I have no idea how to get some foxes out of the house.

I have some floorboards removed, and I think they are hidng in there during the day and coming out when no noise, when i leave the property.
We havent moved in yet, but intend to soon, and will obviously sealing the floorboards. I dont want them to be stuck in there and die, which will be a far bigger issue then.

Any ideas how I get them out, I opened the front door last night and waited outside in the car, rather than the foxes leaving, another big fox tried to get in, i prevented it, a curious cat took a wonder and then eventually left, I had to wait until left else it would have probably been killed in the house.

I've closed all the room doors, so the foxes are walking around in the passgeway and up the stairs.

I have seen them on my internal CCTV.

Any ideas how I can get them out?

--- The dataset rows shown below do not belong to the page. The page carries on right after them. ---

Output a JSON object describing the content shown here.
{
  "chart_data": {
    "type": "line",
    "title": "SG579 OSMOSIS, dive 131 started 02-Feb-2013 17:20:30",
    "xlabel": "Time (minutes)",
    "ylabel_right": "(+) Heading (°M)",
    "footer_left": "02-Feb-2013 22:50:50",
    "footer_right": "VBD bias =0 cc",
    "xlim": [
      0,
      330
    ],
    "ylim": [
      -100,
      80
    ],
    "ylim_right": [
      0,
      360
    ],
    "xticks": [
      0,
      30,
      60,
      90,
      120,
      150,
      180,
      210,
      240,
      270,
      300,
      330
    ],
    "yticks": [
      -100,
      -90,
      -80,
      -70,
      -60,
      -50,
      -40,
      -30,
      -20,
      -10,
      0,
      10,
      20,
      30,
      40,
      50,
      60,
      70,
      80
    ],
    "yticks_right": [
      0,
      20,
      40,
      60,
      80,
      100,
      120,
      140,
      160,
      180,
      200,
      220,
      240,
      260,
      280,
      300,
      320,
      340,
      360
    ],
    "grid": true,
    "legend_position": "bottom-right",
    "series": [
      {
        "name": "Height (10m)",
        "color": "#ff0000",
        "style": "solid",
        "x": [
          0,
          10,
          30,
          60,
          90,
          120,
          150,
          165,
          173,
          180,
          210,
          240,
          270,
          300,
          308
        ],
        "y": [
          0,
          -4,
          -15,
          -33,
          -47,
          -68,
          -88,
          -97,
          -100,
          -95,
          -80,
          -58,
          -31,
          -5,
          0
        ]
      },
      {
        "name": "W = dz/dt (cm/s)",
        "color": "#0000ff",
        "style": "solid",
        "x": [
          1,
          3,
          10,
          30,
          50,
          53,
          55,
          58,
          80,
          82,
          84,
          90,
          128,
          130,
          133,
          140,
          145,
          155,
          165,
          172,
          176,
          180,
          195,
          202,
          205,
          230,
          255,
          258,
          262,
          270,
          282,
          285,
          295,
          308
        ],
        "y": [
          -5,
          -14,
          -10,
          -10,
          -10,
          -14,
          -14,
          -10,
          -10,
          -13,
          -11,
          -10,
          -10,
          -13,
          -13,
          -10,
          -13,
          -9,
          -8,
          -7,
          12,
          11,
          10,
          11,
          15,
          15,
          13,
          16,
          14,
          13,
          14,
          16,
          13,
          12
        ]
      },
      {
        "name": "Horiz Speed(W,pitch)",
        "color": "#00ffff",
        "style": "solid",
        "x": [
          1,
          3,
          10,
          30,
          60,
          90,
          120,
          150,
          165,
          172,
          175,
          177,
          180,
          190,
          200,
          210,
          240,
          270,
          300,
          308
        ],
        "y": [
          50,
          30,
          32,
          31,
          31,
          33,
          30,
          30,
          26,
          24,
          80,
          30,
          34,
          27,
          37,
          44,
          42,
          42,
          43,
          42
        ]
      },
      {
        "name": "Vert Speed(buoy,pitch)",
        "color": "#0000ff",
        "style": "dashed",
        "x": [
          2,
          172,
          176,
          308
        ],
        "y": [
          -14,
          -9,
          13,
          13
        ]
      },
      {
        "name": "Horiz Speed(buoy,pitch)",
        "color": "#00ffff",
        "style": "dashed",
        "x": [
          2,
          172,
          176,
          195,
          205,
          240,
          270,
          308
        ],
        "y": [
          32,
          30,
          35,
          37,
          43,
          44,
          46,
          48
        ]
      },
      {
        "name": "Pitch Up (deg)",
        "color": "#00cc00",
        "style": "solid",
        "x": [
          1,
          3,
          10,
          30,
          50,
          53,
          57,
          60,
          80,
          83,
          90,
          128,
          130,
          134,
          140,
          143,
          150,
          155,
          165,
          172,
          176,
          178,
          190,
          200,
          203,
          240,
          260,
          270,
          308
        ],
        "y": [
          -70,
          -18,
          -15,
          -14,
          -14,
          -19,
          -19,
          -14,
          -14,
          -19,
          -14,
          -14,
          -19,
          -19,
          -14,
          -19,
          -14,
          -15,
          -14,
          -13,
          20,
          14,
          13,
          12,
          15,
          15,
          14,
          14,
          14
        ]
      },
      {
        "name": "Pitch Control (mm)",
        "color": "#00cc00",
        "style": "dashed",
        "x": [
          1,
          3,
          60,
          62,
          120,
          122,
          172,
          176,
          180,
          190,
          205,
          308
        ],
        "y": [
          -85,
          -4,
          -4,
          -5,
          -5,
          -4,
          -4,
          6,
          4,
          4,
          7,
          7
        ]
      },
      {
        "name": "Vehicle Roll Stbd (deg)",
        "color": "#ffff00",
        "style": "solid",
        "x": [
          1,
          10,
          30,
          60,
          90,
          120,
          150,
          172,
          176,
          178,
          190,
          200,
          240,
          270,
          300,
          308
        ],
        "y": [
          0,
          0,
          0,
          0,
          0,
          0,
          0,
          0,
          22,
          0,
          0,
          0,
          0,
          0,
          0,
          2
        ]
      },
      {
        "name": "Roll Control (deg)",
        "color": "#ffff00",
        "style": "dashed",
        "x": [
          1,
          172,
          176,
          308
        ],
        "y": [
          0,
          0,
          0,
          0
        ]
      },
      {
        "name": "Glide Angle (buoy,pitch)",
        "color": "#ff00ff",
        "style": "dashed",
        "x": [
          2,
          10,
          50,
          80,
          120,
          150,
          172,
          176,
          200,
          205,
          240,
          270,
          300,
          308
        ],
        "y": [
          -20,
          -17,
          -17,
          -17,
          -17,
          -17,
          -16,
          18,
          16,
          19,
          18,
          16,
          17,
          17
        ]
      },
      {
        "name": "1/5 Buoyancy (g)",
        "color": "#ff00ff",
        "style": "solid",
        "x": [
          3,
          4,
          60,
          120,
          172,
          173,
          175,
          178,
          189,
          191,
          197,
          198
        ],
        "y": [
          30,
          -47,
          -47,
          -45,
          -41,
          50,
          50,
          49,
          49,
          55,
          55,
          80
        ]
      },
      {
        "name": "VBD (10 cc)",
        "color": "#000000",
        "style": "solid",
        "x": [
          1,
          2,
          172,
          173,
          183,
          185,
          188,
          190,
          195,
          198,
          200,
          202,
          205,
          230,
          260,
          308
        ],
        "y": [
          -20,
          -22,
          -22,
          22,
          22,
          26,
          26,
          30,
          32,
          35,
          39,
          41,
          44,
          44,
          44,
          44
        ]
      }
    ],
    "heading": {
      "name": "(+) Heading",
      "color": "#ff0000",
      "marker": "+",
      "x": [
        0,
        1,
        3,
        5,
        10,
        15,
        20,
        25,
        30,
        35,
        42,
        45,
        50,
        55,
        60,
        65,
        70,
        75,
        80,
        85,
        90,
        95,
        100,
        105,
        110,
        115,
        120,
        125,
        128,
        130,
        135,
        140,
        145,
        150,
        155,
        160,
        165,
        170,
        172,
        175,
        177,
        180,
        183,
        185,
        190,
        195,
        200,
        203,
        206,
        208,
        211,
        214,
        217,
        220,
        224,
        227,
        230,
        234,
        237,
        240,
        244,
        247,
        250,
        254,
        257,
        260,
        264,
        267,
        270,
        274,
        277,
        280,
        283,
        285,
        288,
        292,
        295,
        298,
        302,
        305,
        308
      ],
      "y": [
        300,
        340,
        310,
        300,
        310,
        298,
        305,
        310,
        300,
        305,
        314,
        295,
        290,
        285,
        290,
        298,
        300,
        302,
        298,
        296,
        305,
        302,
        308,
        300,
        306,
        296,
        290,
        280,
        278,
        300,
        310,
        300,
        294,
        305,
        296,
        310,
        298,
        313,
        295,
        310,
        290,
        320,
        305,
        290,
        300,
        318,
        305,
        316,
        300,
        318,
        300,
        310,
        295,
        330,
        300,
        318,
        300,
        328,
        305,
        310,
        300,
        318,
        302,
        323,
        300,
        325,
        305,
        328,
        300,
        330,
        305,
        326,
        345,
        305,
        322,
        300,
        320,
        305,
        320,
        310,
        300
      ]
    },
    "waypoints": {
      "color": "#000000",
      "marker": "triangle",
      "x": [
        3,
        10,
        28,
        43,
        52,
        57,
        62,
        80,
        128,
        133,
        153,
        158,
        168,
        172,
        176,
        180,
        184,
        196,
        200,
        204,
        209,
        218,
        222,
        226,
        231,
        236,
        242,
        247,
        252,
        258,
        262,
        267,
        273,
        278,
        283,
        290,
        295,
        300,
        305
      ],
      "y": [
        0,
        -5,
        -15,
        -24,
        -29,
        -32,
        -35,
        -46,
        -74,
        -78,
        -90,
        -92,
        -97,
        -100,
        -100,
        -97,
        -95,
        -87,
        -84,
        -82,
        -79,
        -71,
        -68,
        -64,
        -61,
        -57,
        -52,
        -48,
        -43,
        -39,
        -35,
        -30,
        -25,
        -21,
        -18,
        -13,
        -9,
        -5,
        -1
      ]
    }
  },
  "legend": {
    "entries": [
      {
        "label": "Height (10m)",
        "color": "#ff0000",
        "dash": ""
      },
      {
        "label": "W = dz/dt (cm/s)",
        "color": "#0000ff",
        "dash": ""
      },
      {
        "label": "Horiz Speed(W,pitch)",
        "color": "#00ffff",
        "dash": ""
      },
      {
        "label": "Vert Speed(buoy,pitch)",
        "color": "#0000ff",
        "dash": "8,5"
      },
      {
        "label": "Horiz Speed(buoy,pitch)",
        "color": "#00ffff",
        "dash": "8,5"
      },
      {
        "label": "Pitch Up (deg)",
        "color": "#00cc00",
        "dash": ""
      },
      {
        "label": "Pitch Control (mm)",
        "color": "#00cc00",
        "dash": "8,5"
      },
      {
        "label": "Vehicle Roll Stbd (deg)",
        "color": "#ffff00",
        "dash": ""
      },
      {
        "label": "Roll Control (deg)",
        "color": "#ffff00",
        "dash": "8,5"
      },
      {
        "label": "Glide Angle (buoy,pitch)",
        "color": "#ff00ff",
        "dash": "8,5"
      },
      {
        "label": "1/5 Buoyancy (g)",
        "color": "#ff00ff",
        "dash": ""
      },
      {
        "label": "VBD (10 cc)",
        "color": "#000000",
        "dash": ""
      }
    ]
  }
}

They either got in when builders were working, or through a waste hole which was made on saturday, and I found fouling from Sunday.

Thanks


----------



## Lurcherlad (Jan 5, 2013)

Maybe speak to a wildlife rescue?


----------



## Ag9 (Sep 22, 2021)

Called up RSPCA, they mentioned they couldnt help
I've googled wildlife rescue, I will contact some but as the fox isnt coming out, this could expensive if they charge for each visit


----------



## Lurcherlad (Jan 5, 2013)

A wildlife rescue might be able to suggest ways of encouraging them out.

Maybe a sonic device would get them to move on?


----------



## NaomiM (Sep 22, 2012)

See if you can find the non-emergency number for your local fire brigade? Here in Hampshire they have a specialist animal rescue team that deals with situations like this; I assume there's similar provision in the rest of the country?


----------